[Data] Longitudinal Study of Treatment for Depression
Subjects were classified into two groups based on their diagnosis severity (mild/severe)
In each group, subjects were randomly assigned to one of two drugs
Dichotomous assessment of each subject’s extent of suffering from mental depression was made at weeks 1, 2, and 4
[Goal] Marginal model for
\[ \text{logit}(\pi) = \alpha+\beta_1 \text{severity}+\beta_2\text{drug}+\beta_3\text{time}+\beta_4(\text{drug}\times\text{time}) \]
[Code]
depression = read.csv("../data/depression.csv",header=TRUE)
head(depression)
## drug severity response time subject
## 1 Standard Mild N 0 1
## 2 Standard Mild N 1 1
## 3 Standard Mild N 2 1
## 4 Standard Mild N 0 2
## 5 Standard Mild N 1 2
## 6 Standard Mild N 2 2
depression$drug <- relevel(depression$drug , ref = "Standard")
library(lattice)
sample.proportion = aggregate((response == "N")~ severity+drug+time, data=depression, mean)
xyplot(sample.proportion[,4] ~ factor(time)|severity, group=drug,
type="b", data=sample.proportion,
auto.key=TRUE, ylab="Sample Proportion", xlab="log2(Week)")
library(gee) # install this package with: install.packages("gee")
gee.fit.1 = gee((response=="N") ~ severity+drug*time, id=subject, data=depression, family=binomial)
## Beginning Cgee S-function, @(#) geeformula.q 4.13 98/01/27
## running glm to get initial regression estimate
## (Intercept) severitySevere drugNew Drug time
## -0.02798843 -1.31391092 -0.05960381 0.48241209
## drugNew Drug:time
## 1.01744498
summary(gee.fit.1)
##
## GEE: GENERALIZED LINEAR MODELS FOR DEPENDENT DATA
## gee S-function, version 4.13 modified 98/01/27 (1998)
##
## Model:
## Link: Logit
## Variance to Mean Relation: Binomial
## Correlation Structure: Independent
##
## Call:
## gee(formula = (response == "N") ~ severity + drug * time, id = subject,
## data = depression, family = binomial)
##
## Summary of Residuals:
## Min 1Q Median 3Q Max
## -0.94844242 -0.40683252 0.05155758 0.38830952 0.80242231
##
##
## Coefficients:
## Estimate Naive S.E. Naive z Robust S.E. Robust z
## (Intercept) -0.02798843 0.1627083 -0.1720160 0.1741865 -0.1606808
## severitySevere -1.31391092 0.1453432 -9.0400569 0.1459845 -9.0003423
## drugNew Drug -0.05960381 0.2205812 -0.2702126 0.2285385 -0.2608042
## time 0.48241209 0.1139224 4.2345663 0.1199350 4.0222784
## drugNew Drug:time 1.01744498 0.1874132 5.4288855 0.1876938 5.4207709
##
## Estimated Scale Parameter: 0.9854113
## Number of Iterations: 1
##
## Working Correlation
## [,1] [,2] [,3]
## [1,] 1 0 0
## [2,] 0 1 0
## [3,] 0 0 1
[Result]
The estimated time effect is \(\hat\beta_3 = 0.482\) for the standard drug and \(\hat\beta_3 + \hat\beta_4 = 1.5\) for the new one
The change of slope due to new drug is \(\hat\beta_4 = 1.017\) (Robust SE = 0.188).

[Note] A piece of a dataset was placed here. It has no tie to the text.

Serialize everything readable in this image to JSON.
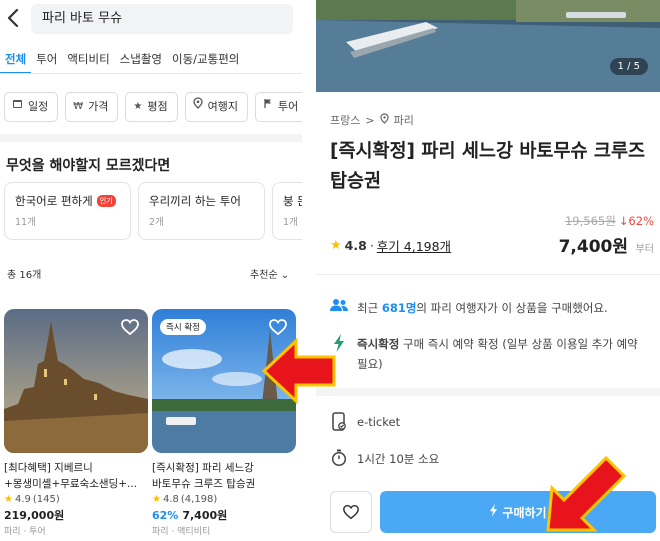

The Wald test of no interaction, \(H_0: \beta_4 = 0\), tests a common time effect for each drug. It has z test statistic equal to \(1.017/0.188 = 5.4\) (\(p\)-value \(<\) 0.0001). There is strong evidence of faster improvement for the new drug
The severity of depression estimate is \(\hat\beta_1 = -1.314\) (Robust SE = 0.146). For each drug-time combination, the estimated odds of a normal response when the initial diagnosis was severe equal \(\exp(-1.314) = 0.27\) times the estimated odds when the initial diagnosis was mild
The estimate \(\hat\beta_2 =-0.060\) (Robust SE = 0.228) for the drug effect applies only when time = 0 (i.e., after one week), for which the interaction term does not contribute to the drug effect. It indicates an insignificant difference between the drugs after 1 week
At time \(t\), the estimated odds of normal response with the new drug are \(\exp(-0.060 + 1.017t)\) times the estimated odds for the standard drug, for each initial diagnosis level. By the final week (\(t = 2\)), this estimated odds ratio has increased to 7.2
In summary, severity, drug treatment, and time all have substantial effects on the probability of a normal response. The chance of a normal response is similar for the two drugs initially and increases with time, but it increases more quickly for those taking the new drug than the standard drug
This conclusion is consistent with the graphical representation of the sample proportions
R output also contains the working correlation matrix used:
The working correlation matrix is \(3\times3\) because there are 3 responses per subject
This working correlation matrix assumes the 3 responses are independent
R also accommodates other working correlation matrix structures: (the default), , , , , and
Responses between subjects are independent
gee.fit.2 = gee((response=="N") ~ severity+drug*time, id=subject, data=depression,
corstr = "exchangeable", family=binomial)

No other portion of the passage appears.